御曹司様はあなたをずっと見ていました。
しかし、なぜ京香さんは進一郎さんをナイフで刺そうとしたのだろうか。
進一郎さんを想っているなら、考えられない行動だ。
「あの…進一郎さん、あの後…京香さんはどうされたのですか?」
「あぁ…京香は梨沙にナイフを刺してしまってことに驚き、逃げ出そうとしたが、父親に押さえられたんだ。…京香は、甘やかされて育ったお嬢様だ。だから今まで、自分の思い通りにならない事など無かっただろう…それで思い通りにならない僕に苛立っていたようだ。…子供じみた考えだが、僕の気を引きたくて刺そうとしたらしい。」
「気を引くために?」
「そうだよ…小さい頃、好きな女の子の気を引きたくて、虐めてしまう男の子がよくいるんだ…恐らく京香はそんな心理だったんだろう…でもあの後、梨沙が倒れたのを見て、かなり動揺して、反省したみたいだよ。」
進一郎さんの説明を聞いて、なんとなくではあるが京香さんの気持ちが分かった気がする。

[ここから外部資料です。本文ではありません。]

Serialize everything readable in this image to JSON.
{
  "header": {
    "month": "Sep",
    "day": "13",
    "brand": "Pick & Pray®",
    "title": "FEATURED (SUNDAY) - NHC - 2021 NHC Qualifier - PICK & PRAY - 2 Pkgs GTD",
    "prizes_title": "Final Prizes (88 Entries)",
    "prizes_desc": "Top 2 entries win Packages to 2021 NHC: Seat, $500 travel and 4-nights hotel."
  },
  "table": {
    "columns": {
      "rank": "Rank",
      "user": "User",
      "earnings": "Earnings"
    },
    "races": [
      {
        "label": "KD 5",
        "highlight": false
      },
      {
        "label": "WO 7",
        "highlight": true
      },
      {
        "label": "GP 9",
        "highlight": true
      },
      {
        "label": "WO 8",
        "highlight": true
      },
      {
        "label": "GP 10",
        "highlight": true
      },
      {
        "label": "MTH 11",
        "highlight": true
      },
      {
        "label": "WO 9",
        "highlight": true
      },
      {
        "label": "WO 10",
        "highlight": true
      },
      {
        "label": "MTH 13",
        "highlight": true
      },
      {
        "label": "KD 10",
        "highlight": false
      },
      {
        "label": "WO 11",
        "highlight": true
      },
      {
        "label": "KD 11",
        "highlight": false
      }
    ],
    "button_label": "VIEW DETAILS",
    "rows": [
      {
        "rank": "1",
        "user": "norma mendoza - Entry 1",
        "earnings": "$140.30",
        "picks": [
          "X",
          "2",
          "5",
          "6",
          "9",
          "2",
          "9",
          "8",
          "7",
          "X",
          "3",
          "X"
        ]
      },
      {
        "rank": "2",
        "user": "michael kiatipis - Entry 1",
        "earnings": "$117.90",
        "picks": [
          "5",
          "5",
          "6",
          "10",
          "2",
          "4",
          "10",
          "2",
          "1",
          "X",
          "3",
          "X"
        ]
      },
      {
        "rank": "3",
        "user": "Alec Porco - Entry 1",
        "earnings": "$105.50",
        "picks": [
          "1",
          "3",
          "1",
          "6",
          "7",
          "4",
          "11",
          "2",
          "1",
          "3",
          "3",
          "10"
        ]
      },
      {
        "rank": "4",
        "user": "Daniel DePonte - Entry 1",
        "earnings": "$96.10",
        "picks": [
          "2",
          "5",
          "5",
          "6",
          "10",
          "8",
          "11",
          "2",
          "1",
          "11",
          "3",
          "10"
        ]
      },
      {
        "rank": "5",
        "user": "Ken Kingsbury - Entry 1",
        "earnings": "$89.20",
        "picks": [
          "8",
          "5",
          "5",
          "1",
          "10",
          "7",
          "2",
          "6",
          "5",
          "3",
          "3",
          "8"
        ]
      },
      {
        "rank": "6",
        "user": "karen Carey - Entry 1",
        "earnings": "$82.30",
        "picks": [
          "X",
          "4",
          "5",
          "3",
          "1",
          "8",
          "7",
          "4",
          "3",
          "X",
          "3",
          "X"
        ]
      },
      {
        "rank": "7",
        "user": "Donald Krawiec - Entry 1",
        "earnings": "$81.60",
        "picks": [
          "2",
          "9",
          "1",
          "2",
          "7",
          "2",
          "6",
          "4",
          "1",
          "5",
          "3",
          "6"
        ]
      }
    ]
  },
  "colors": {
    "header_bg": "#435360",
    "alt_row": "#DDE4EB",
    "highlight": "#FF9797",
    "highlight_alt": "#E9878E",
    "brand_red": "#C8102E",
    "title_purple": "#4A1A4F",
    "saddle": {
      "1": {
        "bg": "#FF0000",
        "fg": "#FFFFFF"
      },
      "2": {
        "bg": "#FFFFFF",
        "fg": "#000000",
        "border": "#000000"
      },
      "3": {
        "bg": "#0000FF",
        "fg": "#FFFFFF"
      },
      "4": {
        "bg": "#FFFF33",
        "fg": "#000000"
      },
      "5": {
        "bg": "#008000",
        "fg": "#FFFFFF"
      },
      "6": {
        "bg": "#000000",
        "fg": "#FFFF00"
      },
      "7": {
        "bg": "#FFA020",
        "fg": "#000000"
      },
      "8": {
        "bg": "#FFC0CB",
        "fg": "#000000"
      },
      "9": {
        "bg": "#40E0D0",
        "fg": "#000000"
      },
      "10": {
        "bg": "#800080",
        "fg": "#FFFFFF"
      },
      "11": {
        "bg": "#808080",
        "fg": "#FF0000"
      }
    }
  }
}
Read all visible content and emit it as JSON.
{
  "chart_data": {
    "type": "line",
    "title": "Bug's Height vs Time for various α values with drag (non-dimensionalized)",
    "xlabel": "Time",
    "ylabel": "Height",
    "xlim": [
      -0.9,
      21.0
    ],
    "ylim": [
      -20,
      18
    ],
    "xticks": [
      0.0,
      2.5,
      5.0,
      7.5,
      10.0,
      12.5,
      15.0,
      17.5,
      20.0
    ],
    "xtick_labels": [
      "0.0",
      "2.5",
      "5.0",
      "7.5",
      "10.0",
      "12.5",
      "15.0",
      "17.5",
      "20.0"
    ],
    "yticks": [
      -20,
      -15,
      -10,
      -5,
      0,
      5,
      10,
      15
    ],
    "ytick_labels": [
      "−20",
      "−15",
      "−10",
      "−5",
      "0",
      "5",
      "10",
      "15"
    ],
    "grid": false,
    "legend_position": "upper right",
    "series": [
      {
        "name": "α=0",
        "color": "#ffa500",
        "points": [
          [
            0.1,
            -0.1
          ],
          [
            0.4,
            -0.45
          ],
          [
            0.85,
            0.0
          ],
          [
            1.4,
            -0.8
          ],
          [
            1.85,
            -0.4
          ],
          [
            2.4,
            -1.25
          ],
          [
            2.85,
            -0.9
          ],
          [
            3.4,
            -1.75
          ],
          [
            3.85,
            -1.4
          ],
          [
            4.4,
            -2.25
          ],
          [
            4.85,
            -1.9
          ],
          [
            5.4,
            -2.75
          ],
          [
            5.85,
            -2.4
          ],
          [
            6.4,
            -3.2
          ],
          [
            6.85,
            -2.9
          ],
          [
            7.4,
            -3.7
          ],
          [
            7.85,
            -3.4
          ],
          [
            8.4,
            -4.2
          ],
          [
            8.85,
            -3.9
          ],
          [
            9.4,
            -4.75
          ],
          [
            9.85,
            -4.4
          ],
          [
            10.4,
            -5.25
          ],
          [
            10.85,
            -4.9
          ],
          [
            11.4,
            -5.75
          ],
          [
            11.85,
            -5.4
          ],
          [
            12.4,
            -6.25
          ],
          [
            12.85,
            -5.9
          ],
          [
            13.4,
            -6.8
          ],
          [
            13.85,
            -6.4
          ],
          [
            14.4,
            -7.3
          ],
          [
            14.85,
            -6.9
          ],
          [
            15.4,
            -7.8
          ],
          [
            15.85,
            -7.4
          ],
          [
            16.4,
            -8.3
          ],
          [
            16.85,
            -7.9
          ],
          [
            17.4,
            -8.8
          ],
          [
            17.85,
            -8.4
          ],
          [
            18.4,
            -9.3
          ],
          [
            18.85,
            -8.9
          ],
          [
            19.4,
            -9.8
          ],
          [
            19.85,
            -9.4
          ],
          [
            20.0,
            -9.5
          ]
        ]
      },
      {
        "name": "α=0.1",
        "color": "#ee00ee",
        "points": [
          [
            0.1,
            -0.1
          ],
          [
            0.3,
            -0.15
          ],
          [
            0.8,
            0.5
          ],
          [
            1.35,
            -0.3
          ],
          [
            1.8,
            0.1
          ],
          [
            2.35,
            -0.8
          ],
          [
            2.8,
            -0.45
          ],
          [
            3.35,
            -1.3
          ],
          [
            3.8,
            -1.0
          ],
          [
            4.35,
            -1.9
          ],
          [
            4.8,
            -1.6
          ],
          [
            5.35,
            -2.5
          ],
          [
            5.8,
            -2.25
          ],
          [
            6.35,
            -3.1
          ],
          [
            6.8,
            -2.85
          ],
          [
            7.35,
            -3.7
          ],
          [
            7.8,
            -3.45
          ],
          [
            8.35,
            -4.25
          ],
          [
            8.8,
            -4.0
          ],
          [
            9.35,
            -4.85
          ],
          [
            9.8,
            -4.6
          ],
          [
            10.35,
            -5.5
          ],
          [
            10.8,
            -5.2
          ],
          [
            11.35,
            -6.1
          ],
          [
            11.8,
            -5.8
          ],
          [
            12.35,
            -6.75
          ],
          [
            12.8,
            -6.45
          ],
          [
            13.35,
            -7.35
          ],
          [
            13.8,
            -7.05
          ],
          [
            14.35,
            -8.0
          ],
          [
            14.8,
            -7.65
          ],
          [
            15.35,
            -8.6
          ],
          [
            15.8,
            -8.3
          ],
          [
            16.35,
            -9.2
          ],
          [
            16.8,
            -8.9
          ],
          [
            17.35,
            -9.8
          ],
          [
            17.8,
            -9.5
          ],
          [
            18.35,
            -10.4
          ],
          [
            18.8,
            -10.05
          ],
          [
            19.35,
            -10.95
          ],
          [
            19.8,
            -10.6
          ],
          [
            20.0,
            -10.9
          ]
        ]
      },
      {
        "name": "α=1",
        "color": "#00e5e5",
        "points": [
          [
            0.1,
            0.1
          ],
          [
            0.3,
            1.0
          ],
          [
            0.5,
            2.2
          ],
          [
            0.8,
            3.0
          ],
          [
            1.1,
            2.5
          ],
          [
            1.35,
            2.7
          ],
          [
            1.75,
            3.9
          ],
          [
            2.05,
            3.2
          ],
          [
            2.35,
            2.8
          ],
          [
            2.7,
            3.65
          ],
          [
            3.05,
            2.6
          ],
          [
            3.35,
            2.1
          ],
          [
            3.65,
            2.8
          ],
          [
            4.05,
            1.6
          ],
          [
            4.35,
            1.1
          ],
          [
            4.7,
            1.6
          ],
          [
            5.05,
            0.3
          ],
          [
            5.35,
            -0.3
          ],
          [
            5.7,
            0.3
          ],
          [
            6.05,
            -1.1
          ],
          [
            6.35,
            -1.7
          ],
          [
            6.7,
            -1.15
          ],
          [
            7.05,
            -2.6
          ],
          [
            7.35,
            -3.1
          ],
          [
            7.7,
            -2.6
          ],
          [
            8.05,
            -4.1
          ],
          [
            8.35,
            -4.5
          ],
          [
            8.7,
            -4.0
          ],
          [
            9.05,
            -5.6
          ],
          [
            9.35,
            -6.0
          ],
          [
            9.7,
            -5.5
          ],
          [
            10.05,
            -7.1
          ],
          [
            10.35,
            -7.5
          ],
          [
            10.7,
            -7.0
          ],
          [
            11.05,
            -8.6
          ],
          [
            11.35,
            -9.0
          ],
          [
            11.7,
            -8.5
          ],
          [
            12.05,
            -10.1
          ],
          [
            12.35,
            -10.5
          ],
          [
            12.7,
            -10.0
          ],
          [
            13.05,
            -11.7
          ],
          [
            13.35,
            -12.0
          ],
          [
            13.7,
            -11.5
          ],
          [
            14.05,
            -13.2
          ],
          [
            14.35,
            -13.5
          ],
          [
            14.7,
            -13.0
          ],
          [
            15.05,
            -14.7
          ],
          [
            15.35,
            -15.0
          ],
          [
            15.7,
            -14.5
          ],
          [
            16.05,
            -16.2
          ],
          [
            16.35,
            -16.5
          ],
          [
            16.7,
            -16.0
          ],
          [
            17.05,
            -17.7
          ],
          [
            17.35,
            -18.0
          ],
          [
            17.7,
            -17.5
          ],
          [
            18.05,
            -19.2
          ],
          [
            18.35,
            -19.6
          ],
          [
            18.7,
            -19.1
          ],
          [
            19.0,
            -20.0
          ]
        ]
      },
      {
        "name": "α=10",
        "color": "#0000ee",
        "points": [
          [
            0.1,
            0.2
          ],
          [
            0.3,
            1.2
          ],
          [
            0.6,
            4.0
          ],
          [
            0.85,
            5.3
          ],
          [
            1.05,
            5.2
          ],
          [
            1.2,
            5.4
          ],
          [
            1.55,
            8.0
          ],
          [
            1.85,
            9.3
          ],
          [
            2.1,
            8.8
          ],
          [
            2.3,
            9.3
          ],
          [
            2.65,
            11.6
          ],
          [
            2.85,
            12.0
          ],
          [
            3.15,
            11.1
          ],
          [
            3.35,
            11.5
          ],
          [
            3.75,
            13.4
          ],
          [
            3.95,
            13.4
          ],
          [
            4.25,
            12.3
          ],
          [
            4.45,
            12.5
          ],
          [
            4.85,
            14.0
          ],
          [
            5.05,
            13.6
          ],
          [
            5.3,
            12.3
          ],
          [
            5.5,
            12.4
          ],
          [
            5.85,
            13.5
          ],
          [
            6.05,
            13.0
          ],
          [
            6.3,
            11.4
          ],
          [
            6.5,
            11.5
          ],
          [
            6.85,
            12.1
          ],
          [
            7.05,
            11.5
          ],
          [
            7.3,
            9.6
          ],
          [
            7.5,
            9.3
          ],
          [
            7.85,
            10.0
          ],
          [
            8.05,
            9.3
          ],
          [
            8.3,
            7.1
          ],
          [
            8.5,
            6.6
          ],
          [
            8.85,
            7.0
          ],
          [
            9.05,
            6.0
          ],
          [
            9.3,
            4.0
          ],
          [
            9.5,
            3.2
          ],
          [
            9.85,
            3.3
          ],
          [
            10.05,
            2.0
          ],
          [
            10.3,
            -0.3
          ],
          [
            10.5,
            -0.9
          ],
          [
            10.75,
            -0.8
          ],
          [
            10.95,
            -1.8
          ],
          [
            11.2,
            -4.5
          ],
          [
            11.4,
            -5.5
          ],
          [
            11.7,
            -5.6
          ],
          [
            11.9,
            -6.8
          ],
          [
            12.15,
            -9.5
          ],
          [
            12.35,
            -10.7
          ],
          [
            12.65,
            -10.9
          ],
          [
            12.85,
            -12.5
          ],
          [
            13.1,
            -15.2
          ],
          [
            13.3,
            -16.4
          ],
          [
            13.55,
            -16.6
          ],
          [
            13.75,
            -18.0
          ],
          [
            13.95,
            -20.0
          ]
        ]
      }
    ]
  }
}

絶対的なお嬢様は、小さい頃から権力のようなものが身についていて、逆らう人を知らないのかも知れない。
なんだか少し可哀そうな気持ちにもなる。
「あの…会社の方は…どうなったのですか?」
「もう大丈夫だ…京香のしてしまった事に父親である京一郎は、深く謝罪してきた。そして会社に対しての圧力も止めて、逆に支援する事まで約束してくれたんだ。…もちろん、僕との婚約話も白紙だ。」
「…よかったぁ…よかったですね。」
進一郎さんは私の手をもう一度強く握った。
「…今回の怪我は僕のせいで申し訳ないと思っている。でも、梨沙の勇気が全てを解決してくれたようだ…ありがとう…梨沙。僕には梨沙が必要なんだ。本当に無事でよかった。」
進一郎さんの黒く透き通った瞳に私が映っている。
その瞳からは、ゆっくりと涙の雫が頬に流れていた。
「…進一郎さん、心配をお掛けして申し訳ございません。」
すると、瞳に映る私が、ゆっくりと近づいて来る。
進一郎さんは私の額に自分の額を重ねた。
「梨沙…僕は君を愛している。」
次の瞬間、唇には微かに柔らかい感触がした。
大切に触れるだけの優しい口づけだ。
進一郎さんの温もりから、優しさが伝わって来る。